結婚したのだけど、結婚したことにより寂しいということはある。
にぎやかな場所に行って、より寂しさを感じるというのに似ているだろうか。
私は孤独が人生最大の敵だと思ってきた。孤独を避けるためだけに生活していると言っても言い過ぎではないかもしれない。
結婚は孤独であるわけではないけれど寂しい。何が違うのだろうか。
そろそろ七夕らしいので、願いごとに何を書こうか考える。
「寂しくない人生を生きられますように」
と書きたいと思った。
「白くまのことを考えるな」という話がある。
「白くまのことを考えるな」と言われたととたん、人は白くまのことを考えてしまう。「○○を考えるな」ということはムリなのだという話。
私の願いは白くまの話と同じなのではないか。
つまり、白くまのことを考えたくなければ白くまとは全く関係のないことを考えなくてはならない。「なぜ日本でイノベーションが生まれないのか」くらいには逆(逆と言えるのかは謎)のテーマを立てなくてはならない。
だから短冊には、「寂しい」の対義語を書く必要があるのだ。
寂しいの対義語を考えてみる。ググってみると「にぎやか」と書かれていた。まったく違う。
ということはつまり、対義語としては存在しないのだろう。
意味で考える。
寂しいとはどういう状態か、心の中が満たされていないこと。何か空虚なものがあること。
では「満たされている」が対義語なのかと言うと、自分を満たすためのあらゆるものが含まれるので、これは広くなりすぎる。
例えば「おなかがすいている」も「満たされていない」状態なわけで。
短冊に「満たされた人生を生きられますように」では、「いつもお腹がいっぱいでありますように」とも言える。意味が広すぎる。
以前寂しいについてさんざん考えたことがある。
それは「つながりがない」ということだった。
前の家には小さな庭があった。そこに梅の木や柚子の木、ムクゲの花があり、毎日のように鳥が遊びに来ていた。
毎日の変化を眺めることで、寂しさが溶けていくのをわずかながら感じていた。
今の家に引っ越して便利にはなったが、自然がないことで、何かとのつながりが断たれた気がしている。おそらくそれは、生命とか自然とか四季とか、そういうものだと思う。だから切り花を欠かさないようにしているけれど、それでは足りないのかもしれない。
結婚したことで、外とのつながりが減ったような気がする。
気がするだけなんだろうか。
いや、気のせいだけではないだろう。
私は、一晩泊めてくれるような友だちがいるだろうか、と考えた。
あの人は……と考えてみるも、どうだろう。
言ってみようかと思ったけれど、「その日ダメなんだよね」と言われたらかなりショックを受けることが自分でも分かった。
寂しくなってからでは遅いのだ。
寂しくならないうちに、ショックを受けない体力があるうちに、人を誘わなくてはならないし、人と会わなくてはならない。

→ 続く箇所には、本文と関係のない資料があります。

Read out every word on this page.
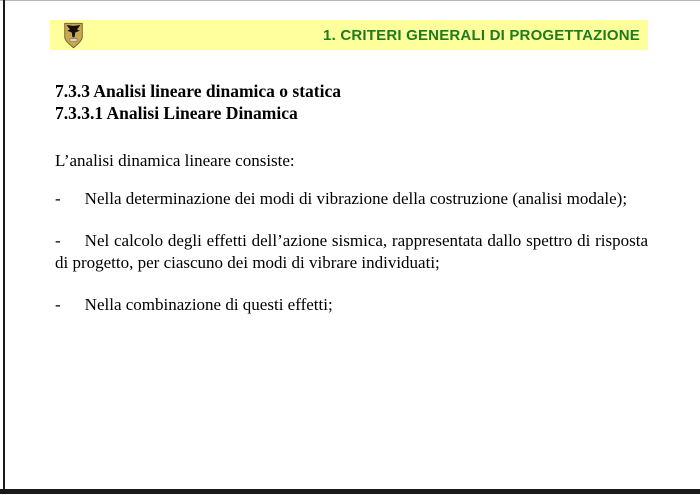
1. CRITERI GENERALI DI PROGETTAZIONE
7.3.3 Analisi lineare dinamica o statica
7.3.3.1 Analisi Lineare Dinamica

L’analisi dinamica lineare consiste:

- Nella determinazione dei modi di vibrazione della costruzione (analisi modale);

- Nel calcolo degli effetti dell’azione sismica, rappresentata dallo spettro di risposta di progetto, per ciascuno dei modi di vibrare individuati;

- Nella combinazione di questi effetti;
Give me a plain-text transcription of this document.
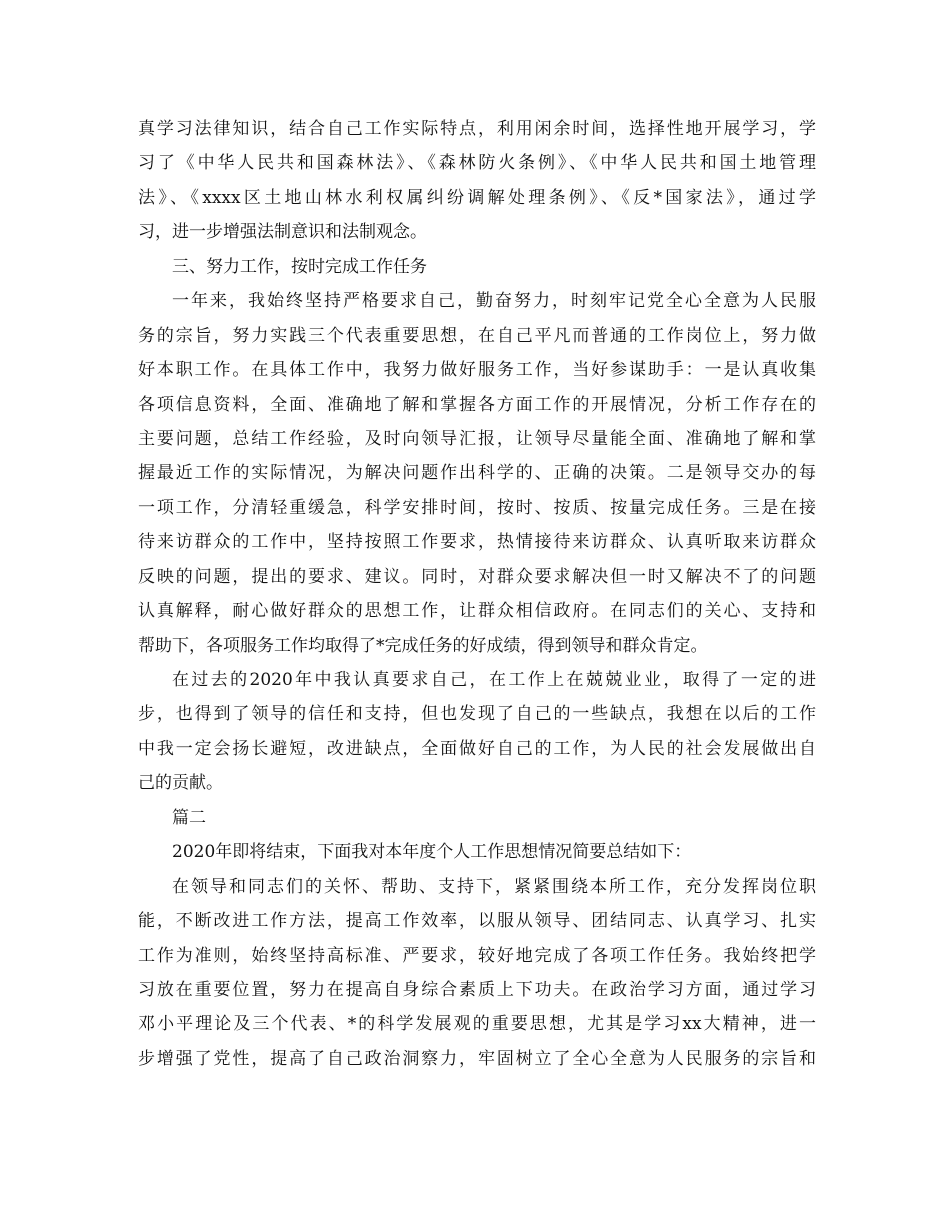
真学习法律知识，结合自己工作实际特点，利用闲余时间，选择性地开展学习，学
习了《中华人民共和国森林法》、《森林防火条例》、《中华人民共和国土地管理
法》、《xxxx区土地山林水利权属纠纷调解处理条例》、《反*国家法》，通过学
习，进一步增强法制意识和法制观念。
三、努力工作，按时完成工作任务
一年来，我始终坚持严格要求自己，勤奋努力，时刻牢记党全心全意为人民服
务的宗旨，努力实践三个代表重要思想，在自己平凡而普通的工作岗位上，努力做
好本职工作。在具体工作中，我努力做好服务工作，当好参谋助手：一是认真收集
各项信息资料，全面、准确地了解和掌握各方面工作的开展情况，分析工作存在的
主要问题，总结工作经验，及时向领导汇报，让领导尽量能全面、准确地了解和掌
握最近工作的实际情况，为解决问题作出科学的、正确的决策。二是领导交办的每
一项工作，分清轻重缓急，科学安排时间，按时、按质、按量完成任务。三是在接
待来访群众的工作中，坚持按照工作要求，热情接待来访群众、认真听取来访群众
反映的问题，提出的要求、建议。同时，对群众要求解决但一时又解决不了的问题
认真解释，耐心做好群众的思想工作，让群众相信政府。在同志们的关心、支持和
帮助下，各项服务工作均取得了*完成任务的好成绩，得到领导和群众肯定。
在过去的2020年中我认真要求自己，在工作上在兢兢业业，取得了一定的进
步，也得到了领导的信任和支持，但也发现了自己的一些缺点，我想在以后的工作
中我一定会扬长避短，改进缺点，全面做好自己的工作，为人民的社会发展做出自
己的贡献。
篇二
2020年即将结束，下面我对本年度个人工作思想情况简要总结如下：
在领导和同志们的关怀、帮助、支持下，紧紧围绕本所工作，充分发挥岗位职
能，不断改进工作方法，提高工作效率，以服从领导、团结同志、认真学习、扎实
工作为准则，始终坚持高标准、严要求，较好地完成了各项工作任务。我始终把学
习放在重要位置，努力在提高自身综合素质上下功夫。在政治学习方面，通过学习
邓小平理论及三个代表、*的科学发展观的重要思想，尤其是学习xx大精神，进一
步增强了党性，提高了自己政治洞察力，牢固树立了全心全意为人民服务的宗旨和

寂しくなってからでは動けなくなってしまう。誰かの「都合が悪い」にショックを受けるようでは誰も誘えない。
つまり「寂しい状態」の反対は「つながりで満たされている」とういことなのだろう。
少なくとも私の場合はそうだ。
それは太い一本のつながりでもいいかもしれない。でもそれではリスクが大きすぎるので、安定するためにはある程度の太さのいくつかのつながり。
さらには細いたくさんのつながりがあるといい。
SNS時代はたくさんの人とつながれるので、私にとっては以前よりずっといい。
日常的に野菜を食べるように、
定期的に運動をするように、
しっかりと睡眠をとるように、
欠かさす忘れずつながりを維持しなくてはならない。
それを感覚的にやっていたけれど、ルーティンに組み込むといいのではないか、と今思いついた。
以前は、「電流ランチ」という企画をしていて、話していて電流が流れそうな人をランチに誘う試みをしていた。
目標は週にひとりで、仕事ついでに会いたい人の近くにいってランチをするのだ。
「時間が足りない」と言っている場合ではない。
野菜を食べたり、運動をしたり、睡眠をとるのと同じ。
人とのつながりを維持することは生死にかかわることなのだ、おそらく。
短冊に書くのは
「つながりの維持を継続できますように」
ということかな。
「keep in touch」って、いい言葉だよね。